What is ISOPHOT?
ISOPHOT is one of the four focal plane instruments (ISOPHOT, ISOCAM, LWS, SWS) of the European Space Agency (ESA)'s
Infrared Space Observatory (ISO). ISO was the first versatile infrared space observatory, allowing diffraction limited
imaging and spectroscopy and it opened a new wavelength region in the far infrared (110…240 µm). ISO was cooled by 2300
litres of superfluid helium to a temperature near absolute zero (-273°C). It achieved a sensitivity 100 times better than
the exploring IRAS-mission in the year 1983. ISO's scientific goals were the exploration of the cold and dust hidden universe
as well as the spectroscopic analysis of the interstellar and circumstellar matter.
ISOPHOT is an imaging photopolarimeter for the wavelength range 2.5 ... 240 µm and includes a low-resolution spectrometer
for the 2.5 ... 12 µm range. ISO was launched on 17 November 1995 into a highly excentric 24h orbit with an apogee at 70 000 km
well outside the earth's radiation belts. The mission ended on 08 April 1998; data were gained for 29 months, 11 months longer
than originally predicted.
ISOPHOT was designed and built by a consortium of various science institutes and industrial enterprises in Europe under the
leadership of the Principal Investigator (PI), Prof. Dietrich Lemke at the Max-Planck-Institut für Astronomie (MPIA). For more
information on the ISOPHOT instrument, its observing modes, the calibration, the data reduction and the data products see
The ISO Handbook, Volume IV: PHT - The Imaging Photo-Polarimeter.
The observations ranged from comets and dust in the solar system to deep surveys of galaxies in the young universe.

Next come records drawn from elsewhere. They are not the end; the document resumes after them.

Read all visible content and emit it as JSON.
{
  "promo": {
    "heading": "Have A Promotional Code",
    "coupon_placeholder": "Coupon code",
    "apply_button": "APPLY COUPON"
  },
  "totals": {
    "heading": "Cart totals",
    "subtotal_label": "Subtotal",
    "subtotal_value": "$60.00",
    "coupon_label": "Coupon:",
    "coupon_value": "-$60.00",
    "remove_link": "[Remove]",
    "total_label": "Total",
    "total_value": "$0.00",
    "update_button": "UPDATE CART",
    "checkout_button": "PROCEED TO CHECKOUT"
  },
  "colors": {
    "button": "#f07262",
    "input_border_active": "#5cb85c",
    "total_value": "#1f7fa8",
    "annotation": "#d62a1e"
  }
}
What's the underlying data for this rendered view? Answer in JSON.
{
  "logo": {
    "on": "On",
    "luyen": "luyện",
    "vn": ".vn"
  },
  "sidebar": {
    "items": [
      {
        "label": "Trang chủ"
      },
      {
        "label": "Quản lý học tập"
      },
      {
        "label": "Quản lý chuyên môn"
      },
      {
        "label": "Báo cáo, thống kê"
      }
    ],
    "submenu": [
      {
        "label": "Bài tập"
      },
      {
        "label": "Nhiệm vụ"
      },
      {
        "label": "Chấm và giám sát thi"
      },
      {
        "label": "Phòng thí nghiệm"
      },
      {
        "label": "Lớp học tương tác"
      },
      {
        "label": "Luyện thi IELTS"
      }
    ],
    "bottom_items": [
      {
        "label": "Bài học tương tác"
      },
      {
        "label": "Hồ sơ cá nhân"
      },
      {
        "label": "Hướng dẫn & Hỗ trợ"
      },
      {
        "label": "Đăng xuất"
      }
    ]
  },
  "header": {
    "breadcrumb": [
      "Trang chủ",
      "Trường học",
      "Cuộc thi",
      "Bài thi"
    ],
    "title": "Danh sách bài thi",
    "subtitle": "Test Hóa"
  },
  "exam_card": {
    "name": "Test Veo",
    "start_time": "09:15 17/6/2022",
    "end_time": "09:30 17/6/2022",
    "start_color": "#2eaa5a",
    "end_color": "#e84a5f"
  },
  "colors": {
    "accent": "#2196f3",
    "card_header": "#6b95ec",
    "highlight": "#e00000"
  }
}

In April 2002, i.e. 4 years after the end of the ISO-mission about 30% of the scientific data obtained had been reduced.
This resulted in 770 papers in journals with referee system and more than 1000 conference contributions. More scientific
impact from the huge data base can be expected within the next few years by "archive observations" during
"ISO's Active Archive Phase".
ISO's Legacy Archive is open to all astronomers.